I almost found myself engaging in that familiar cry myself today (oh, how many times I had!) until I shook my head and realized this wasn’t 1968, it was 2004… not that the hordes streaming around me down Fifth Avenue this afternoon seemed to know or care. The conflation of Iraq and Vietnam was in high gear, the “masses” urging a regime change (in Washington) that would bring our boys home and stop this immoral attempt to bring democracy to the Middle East. Never mind that Kerry has never made remotely clear what he intends to do or that there is an actual fledgling democratic government in place in Iraq, as there never was in Vietnam. I mean what do we know about democracy — we’re the barbarian Americans? Vietnam bad, Iraq bad. C’est simple, n’est-ce pas?
The Korean proprietor of the sandwich shop on Thirty-fifth and Fifth where I stopped in for an egg salad (still the best sandwiches anywhere are in NY) would seem to have agreed, at least on the surface. “Bush dumb,” he grinned, echoing Howell Raines as he banged on the cash register with one hand, while making a thumb’s up with the other. Elsewhere, just as at sixties demonstrations, fringe groups were cashing in on the action. The Chinese Falun Gong, of all things, was the most in evidence, passing out literature the way the Hare Krishnas used to (I didn’t see any of them… kinda miss ’em.) I wonder what the Falun Gongsters really made of the demonstrators. If I see another, I’m going to ask her (most were female). Back where they come from, demonstrators are frequently shot. (Oh, yeah, I forgot. Kent State. We’re bad too. We’re worse. We’re terrible. America bad. Al Qaeda good. Is that okay?)

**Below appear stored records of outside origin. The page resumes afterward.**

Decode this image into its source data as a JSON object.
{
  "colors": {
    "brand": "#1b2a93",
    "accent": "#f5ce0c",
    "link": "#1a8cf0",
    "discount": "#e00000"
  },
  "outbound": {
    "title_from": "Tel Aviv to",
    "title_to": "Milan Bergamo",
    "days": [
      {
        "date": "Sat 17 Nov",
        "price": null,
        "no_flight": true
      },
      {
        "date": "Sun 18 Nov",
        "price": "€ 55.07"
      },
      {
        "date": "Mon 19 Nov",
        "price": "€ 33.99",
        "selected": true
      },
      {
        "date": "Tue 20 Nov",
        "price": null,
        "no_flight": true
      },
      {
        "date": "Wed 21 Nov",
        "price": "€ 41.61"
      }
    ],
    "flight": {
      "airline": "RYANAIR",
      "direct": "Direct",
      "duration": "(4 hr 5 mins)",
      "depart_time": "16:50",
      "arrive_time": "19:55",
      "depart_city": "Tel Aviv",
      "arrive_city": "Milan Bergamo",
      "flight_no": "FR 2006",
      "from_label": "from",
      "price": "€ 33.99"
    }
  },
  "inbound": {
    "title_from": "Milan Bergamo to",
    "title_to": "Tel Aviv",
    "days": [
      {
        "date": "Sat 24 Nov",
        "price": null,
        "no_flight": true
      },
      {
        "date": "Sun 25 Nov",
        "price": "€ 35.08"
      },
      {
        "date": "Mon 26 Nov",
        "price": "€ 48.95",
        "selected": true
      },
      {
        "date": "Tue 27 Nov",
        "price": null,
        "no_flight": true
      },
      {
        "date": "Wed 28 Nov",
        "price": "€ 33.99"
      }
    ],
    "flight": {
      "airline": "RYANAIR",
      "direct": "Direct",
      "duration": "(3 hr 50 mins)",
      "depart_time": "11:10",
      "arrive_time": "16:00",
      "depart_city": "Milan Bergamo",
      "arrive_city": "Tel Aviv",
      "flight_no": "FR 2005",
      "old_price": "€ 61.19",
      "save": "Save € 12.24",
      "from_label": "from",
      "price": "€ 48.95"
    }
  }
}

Here are a few more rough and ready pix. Note the intrusion of the low carb diet craze into the demonstration. Maybe it’s 2004 after all.
Cops were everywhere. It was fun talking to them. One of them said to me, “It’s like fuggin’ 9/11 never happened.” His buddies seemed to agree.
UPDATE: Twilight in the Big City. I’ve just come back from The New Yorker Hotel where I went for my credentials. To get there, I had to go through a subway tunnel because the demonstration, which has become thicker and thicker, blocked 7th Avenue. They were becoming more raucuous too, chanting “The Whole World Is Watching,” the way we did in the old days. The crazy groups were coming out with placards reading “Bush Knew – 911truth.org” and another called “rwor.com”… or something like that… with a huge banner telling us to “Think Revolution!” (in 2004? It is so,if you think so).To say it weirded me out would be an understatement. I was considering designing a new T-shirt to wear: “Don’t Shoot Me! I’m a Boomer!”
Fortunately, I ran into my friend Michael Barone, one of America’s best and sanest journalists, on the street. He was like a port in the storm. Michael and I swapped stories of our old protest days (Michael was against the Vietnam War, but wasn’t a heavey protester), then scratched our heads about the present avatar. Michael, also a boomer, was wryly hoping for the demise of our generation. Then he went on his way for his credentials. I forgot to tell him that I had just read his new book Hard America, Soft America. For those of you who haven’t, it’s excellent, quite apropos of the current situation.